Handle user hitting 'Enter' key in a ASP.NET MVC web site

I am working on a ASP.NET MVC web site that has multiple submit buttons. i.e.
<input type="submit" name="SubmitButton" value="Reset" />
<input type="submit" name="SubmitButton" value="OK" />
<input type="submit" name="SubmitButton" value="Back" />
I need to allow users to quickly submitting the form by pressing the 'Enter' key. HTML standard seems to specify that the first submit button will be assumed if a user press the 'Enter' key. However, I need to make the 2nd button (i.e. the "OK") button the default button and for reasons I don't even want to talk about, changing the button order is not an option.
I googled around and I found this post about using Page.Form.DefaultButton in ASP.NET but this doesn't work with ASP.NET MVC.
I also tried the following javascript solution, while it works in Chrome but doesn't work in IE6
$('body').keypress(function(e) {
if (e.which === 13) {
$("input[value='OK']").trigger('click');
}
});
I can think of some really extreme solutions such as going through every single controls in the form an attach the above function to them. However, I don't think that's a very neat solution so I am wondering has anyone got a better solution?
First off, this is wrong:
<input type="submit" name="SubmitButton" value="Reset" />
<input type="submit" name="SubmitButton" value="OK" />
<input type="submit" name="SubmitButton" value="Back" />
All three of them are submit buttons. A reset is an input of type="reset". Get that sorted. Second of all, I've successfully implemented something like that, and it works on IE6. Try this:
function keypressHandler(e)
{
if(e.which == 13) {
e.preventDefault(); //stops default action: submitting form
$(this).blur();
$('#SubmitButton').focus().click();//give your submit an ID
}
}
$('#myForm').keypress(keypressHandler);
The focus() part makes the button appear to be pressed when the user presses enter. Quite nifty.
Use this.
$(function(){
$('input').keydown(function(e){
if (e.keyCode == 13) {
$("input[value='OK']").focus().click();
return false;
}
});
});
You should only have one submit button. The reset button should be type="reset" and the back button should probably be type="button" like this:
<input type="reset" name="ResetButton" value="Reset" />
<input type="submit" name="SubmitButton" value="OK" />
<input type="button" name="BackButton" value="Back" />
Then, Reset and OK will just work the way they are supposed to and you'll only need to handle the Back button click with Javascript.

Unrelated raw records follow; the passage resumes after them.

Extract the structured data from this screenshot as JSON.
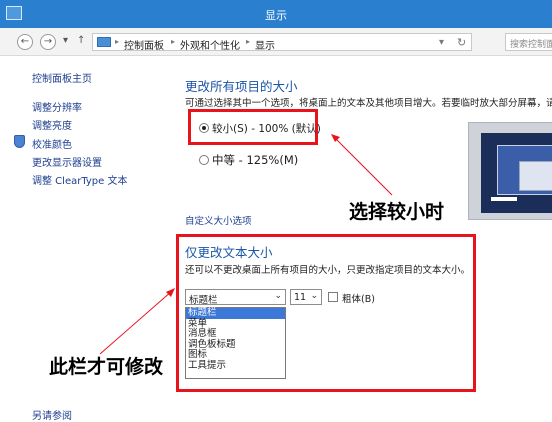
{
  "window": {
    "title": "显示"
  },
  "nav": {
    "back": "←",
    "forward": "→",
    "dropdown": "▾",
    "up": "↑",
    "refresh": "↻"
  },
  "breadcrumb": {
    "items": [
      "控制面板",
      "外观和个性化",
      "显示"
    ],
    "separator": "▸",
    "menu_caret": "▾"
  },
  "search": {
    "placeholder": "搜索控制面板"
  },
  "sidebar": {
    "items": [
      {
        "label": "控制面板主页"
      },
      {
        "label": "调整分辨率"
      },
      {
        "label": "调整亮度"
      },
      {
        "label": "校准颜色"
      },
      {
        "label": "更改显示器设置"
      },
      {
        "label": "调整 ClearType 文本"
      }
    ]
  },
  "size_section": {
    "heading": "更改所有项目的大小",
    "description": "可通过选择其中一个选项，将桌面上的文本及其他项目增大。若要临时放大部分屏幕，请",
    "options": [
      {
        "label": "较小(S) - 100% (默认)",
        "selected": true
      },
      {
        "label": "中等 - 125%(M)",
        "selected": false
      }
    ],
    "custom_link": "自定义大小选项"
  },
  "text_section": {
    "heading": "仅更改文本大小",
    "description": "还可以不更改桌面上所有项目的大小，只更改指定项目的文本大小。",
    "item_select": {
      "value": "标题栏",
      "options": [
        "标题栏",
        "菜单",
        "消息框",
        "调色板标题",
        "图标",
        "工具提示"
      ],
      "highlighted": "标题栏"
    },
    "size_select": {
      "value": "11"
    },
    "bold_checkbox": {
      "label": "粗体(B)",
      "checked": false
    }
  },
  "annotations": {
    "size_note": "选择较小时",
    "text_note": "此栏才可修改"
  },
  "footer": {
    "see_also": "另请参阅"
  },
  "colors": {
    "titlebar": "#2b7fcf",
    "link": "#1a56a6",
    "highlight_box": "#e8141c",
    "selection": "#3b78d8"
  }
}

Edit: The other option would be to place the Reset and Back submit buttons each in their own forms inside iframes. Then they would be ignored by the main form and wouldn't be default buttons. Also, this would allow you to point them to different server actions if needed and there wouldn't be any reliance on Javascript for the button actions.
HTML standard seems to specify that
the first submit button will be
assumed if a user press the 'Enter'
key.
No, the usage of the enter key isn't defined, it's a propritary extension that's been added under various interpretations. You will get different behavoir in different browsers (and it can become very dangerous when you start mixing in different cultural or UI conventions about left to right/right to left ordering of options).
If there is only 1 button on the form then all the mainstream browsers happen to follow the same behavior - they submit the form as if that button was pressed (a buttonName=buttonValue is included with the form data). Of course this doesn't mean the buttons onclick handler is going to fire - that behavoir is browser specific.
When there are several buttons it's a complete crap shoot. Some browsers decide that the first button (and the definition of first can vary - most use the first one mentioned in the Html tree, while others attempt to use screen position) was clicked and use it in the submission, while other browsers (notably some versions of IE) make the equally correct assumption that no specific button was pressed, and so don't include a buttonName=buttonValue (the rest of the form is submitted fine).
Since you use jquery, if you use hotkeys plugin, you can make a such approach:
$(document).bind('keydown', 'return', function (evt){
$.next("input[value='OK']").trigger("click");
return false;
});
Change button order in source but not visually (ie, use CSS to swap the buttons)?